Gardening in January in Tofino
by Trina Mattson, Tofino
Oy, January, I can barely get past the thought that it should be only October, Not only has time flown by, I think it took the express flight. Although I must say I think my feet have finally caught up with my head, problem is, is now they are both in slow mode. Give it a good shake and move on.
At this time of year, it's just picking up branches, and any other debris that is lying about. Checking to see what you will need to replenish your stock of fertilizers, gloves and tools that you will need within the next month, as nice weather can sneak up on us, and we don't have what we need, like lime, and lawn fertilizer. Take a gander at seed catalogues and get a list made up, as well as pick up supplies for starting seeds. Take a close look at your house plants for signs of aphids, whiteflies and fungus gnats, and write down a list of plants that will need to be transplanted, pick up those supplies so that when you have a bored half hour, or bad weather, you can just open your closet and there it all sits waiting. If you have a greenhouse, pick up slug bait so by the end of the month you can get them, before they get you, take care of the adult, before they lays eggs, as they come out of dormancy earlier in the greenhouse than outside in the garden.
(Okay so I wrote this about 2 weeks before the December snow fall, so shoot me)
January can be the time of harsher weather and heavier snow, make sure you have your trees tied as best as possible. And for everything else, all you can really do is go outside while it's snowing, and just give the plant a good shake, I guess if it's small enough, you could also teepee plywood, or something of the sort, but be sure that it's stable, because heavy wood with snow on it can cause more damage. Most deciduous plants, those with no leaves, can with stand a bit of snow, no real worries there. For those with ponds, be sure there is an air hole doesn't need to be big, about the size of a medium pot bottom, and just boil up some water, and place the pot onto the ice, make sure you have the pot tied, so when it does go through, you can retrieve it without getting too wet. Move any terra cotta pots under cover, so that they don't get wet, and then when it freezes the water expands and breaks the pot. If possible emptying them would be better.
Watch for snowdrops to appear in the garden first and then snow crocus' nest, and after that dutch crocus' and Iris danfordiae, and so spring begins.
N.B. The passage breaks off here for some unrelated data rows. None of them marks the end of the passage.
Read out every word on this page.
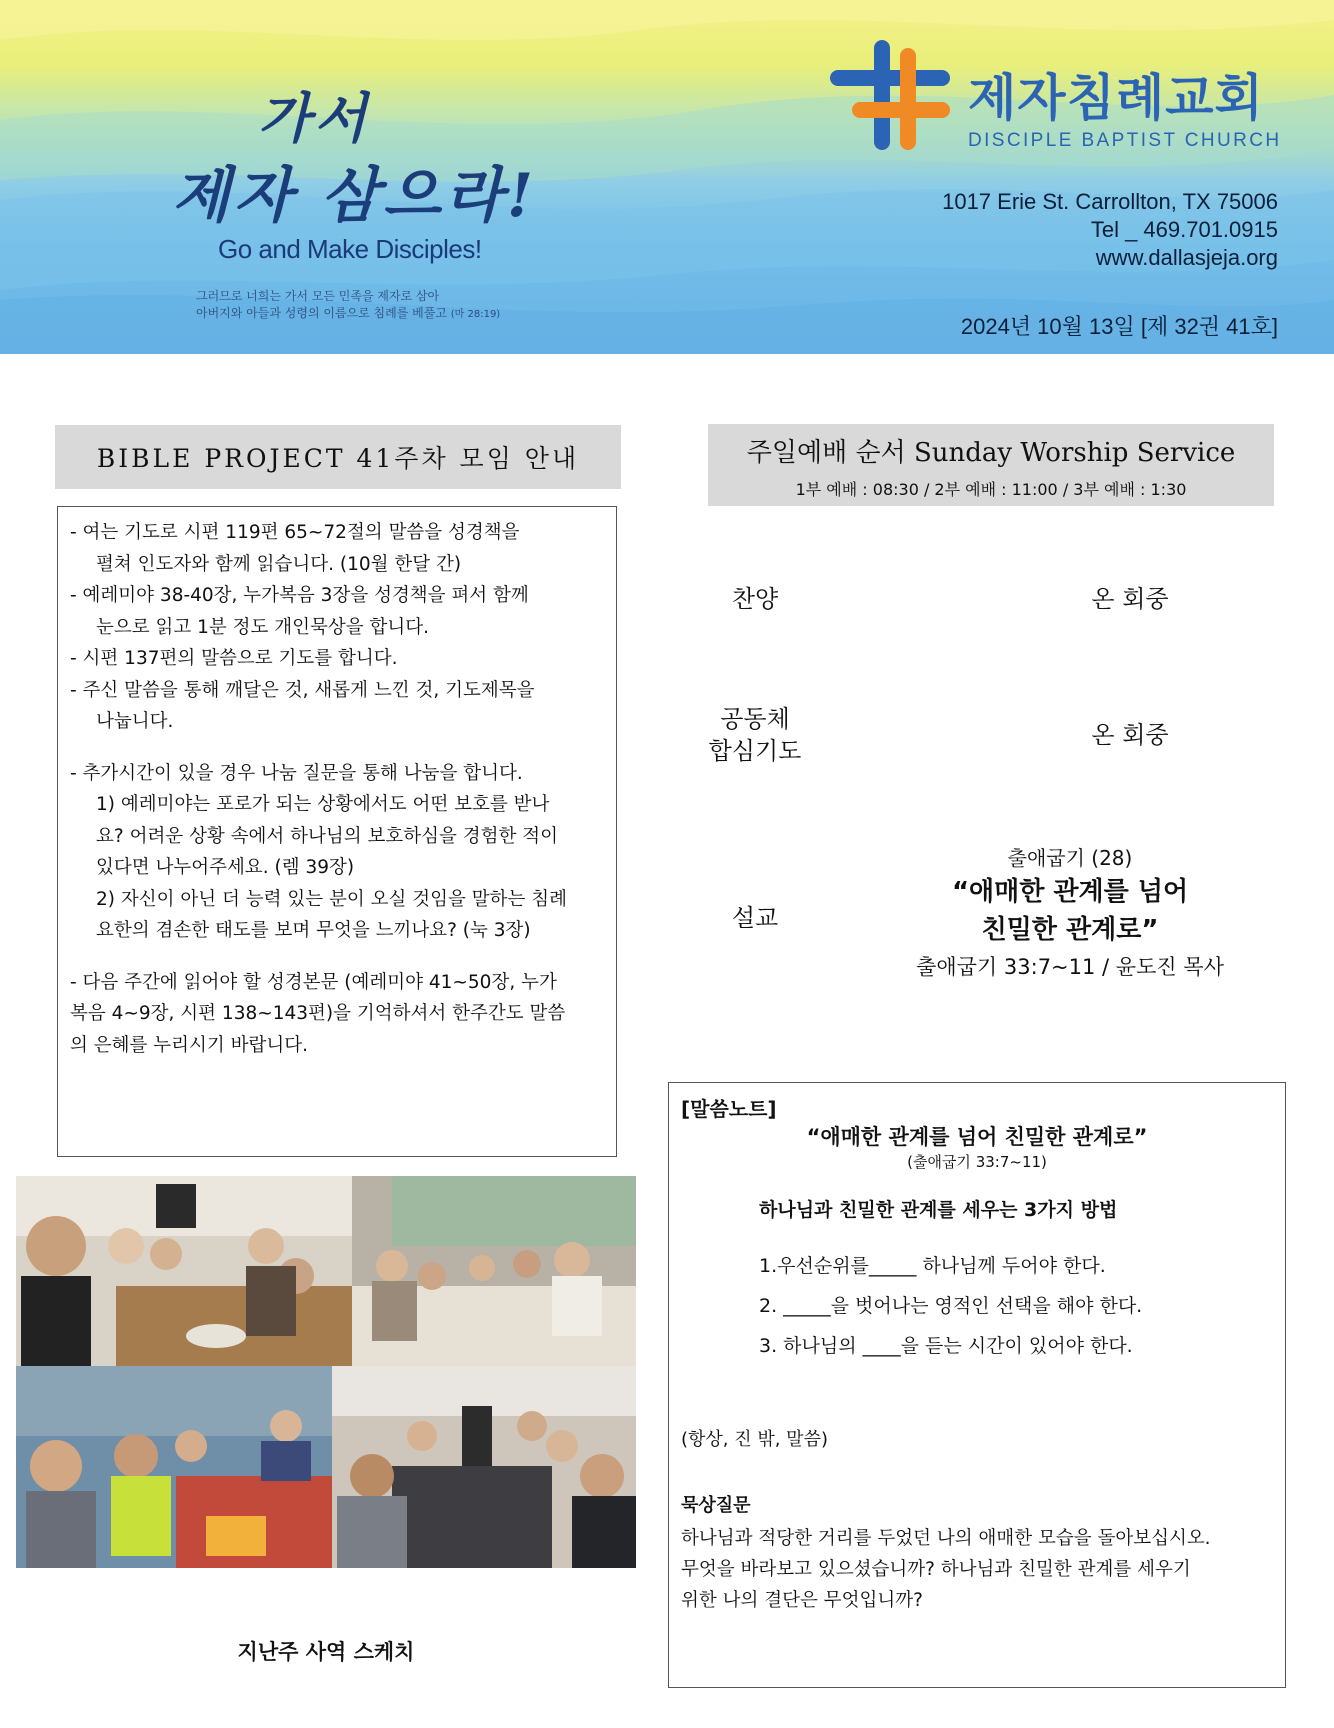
가서
제자 삼으라!
Go and Make Disciples!
그러므로 너희는 가서 모든 민족을 제자로 삼아
아버지와 아들과 성령의 이름으로 침례를 베풀고 (마 28:19)
제자침례교회
DISCIPLE BAPTIST CHURCH
1017 Erie St. Carrollton, TX 75006
Tel _ 469.701.0915
www.dallasjeja.org
2024년 10월 13일 [제 32권 41호]
BIBLE PROJECT 41주차 모임 안내

- 여는 기도로 시편 119편 65~72절의 말씀을 성경책을

펼쳐 인도자와 함께 읽습니다. (10월 한달 간)

- 예레미야 38-40장, 누가복음 3장을 성경책을 펴서 함께

눈으로 읽고 1분 정도 개인묵상을 합니다.

- 시편 137편의 말씀으로 기도를 합니다.

- 주신 말씀을 통해 깨달은 것, 새롭게 느낀 것, 기도제목을

나눕니다.

- 추가시간이 있을 경우 나눔 질문을 통해 나눔을 합니다.

1) 예레미야는 포로가 되는 상황에서도 어떤 보호를 받나

요? 어려운 상황 속에서 하나님의 보호하심을 경험한 적이

있다면 나누어주세요. (렘 39장)

2) 자신이 아닌 더 능력 있는 분이 오실 것임을 말하는 침례

요한의 겸손한 태도를 보며 무엇을 느끼나요? (눅 3장)

- 다음 주간에 읽어야 할 성경본문 (예레미야 41~50장, 누가

복음 4~9장, 시편 138~143편)을 기억하셔서 한주간도 말씀

의 은혜를 누리시기 바랍니다.

지난주 사역 스케치
주일예배 순서 Sunday Worship Service
1부 예배 : 08:30 / 2부 예배 : 11:00 / 3부 예배 : 1:30
찬양	온 회중
공동체
합심기도
온 회중
설교
출애굽기 (28)
“애매한 관계를 넘어
친밀한 관계로”
출애굽기 33:7~11 / 윤도진 목사
[말씀노트]
“애매한 관계를 넘어 친밀한 관계로”
(출애굽기 33:7~11)
하나님과 친밀한 관계를 세우는 3가지 방법
1.우선순위를_____ 하나님께 두어야 한다.
2. _____을 벗어나는 영적인 선택을 해야 한다.
3. 하나님의 ____을 듣는 시간이 있어야 한다.
(항상, 진 밖, 말씀)
묵상질문
하나님과 적당한 거리를 두었던 나의 애매한 모습을 돌아보십시오.
무엇을 바라보고 있으셨습니까? 하나님과 친밀한 관계를 세우기
위한 나의 결단은 무엇입니까?
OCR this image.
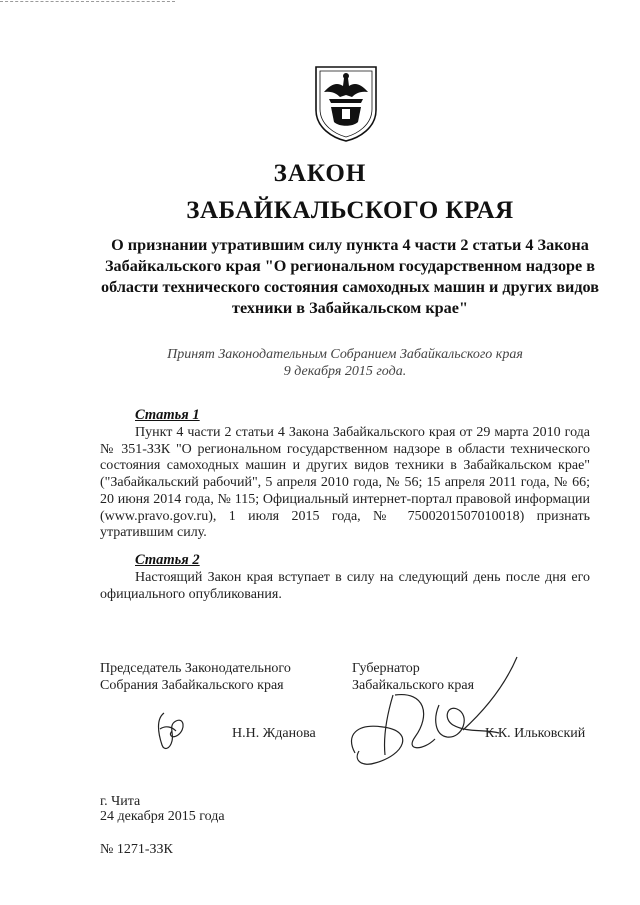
ЗАКОН
ЗАБАЙКАЛЬСКОГО КРАЯ
О признании утратившим силу пункта 4 части 2 статьи 4 Закона Забайкальского края "О региональном государственном надзоре в области технического состояния самоходных машин и других видов техники в Забайкальском крае"
Принят Законодательным Собранием Забайкальского края
9 декабря 2015 года.
Статья 1
Пункт 4 части 2 статьи 4 Закона Забайкальского края от 29 марта 2010 года № 351-ЗЗК "О региональном государственном надзоре в области технического состояния самоходных машин и других видов техники в Забайкальском крае" ("Забайкальский рабочий", 5 апреля 2010 года, № 56; 15 апреля 2011 года, № 66; 20 июня 2014 года, № 115; Официальный интернет-портал правовой информации (www.pravo.gov.ru), 1 июля 2015 года, № 7500201507010018) признать утратившим силу.
Статья 2
Настоящий Закон края вступает в силу на следующий день после дня его официального опубликования.
Председатель Законодательного
Собрания Забайкальского края
Губернатор
Забайкальского края
Н.Н. Жданова	К.К. Ильковский
г. Чита
24 декабря 2015 года
№ 1271-ЗЗК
Also by this time the witch hazels will be in bloom, they are highly scented and range in varying shade of yellow to burnt orange colored flowers. And will continue to bloom through to March. They grow in sun to part shade, and look very natural in woodland gardens. Sarcococca confusa, and S. humilis also blooms from approx. December to February. And so sweetly scented... actually heady. Don't forget about those winter blooming heathers, still high on my list of gotta haves. No scent, but colour, colour, colour, not affected by the rains or snow, again, sun to part shade, and if they get woody with a bare middle, just pile dirt over the woody part, making a mound and it'll regrow. Prune once a year after to flower to make them thicker and tamer. Easy Peasy.
Happy 2009 gardening
Trina Mattson runs the Ordinary Corner Nursery in Tofino.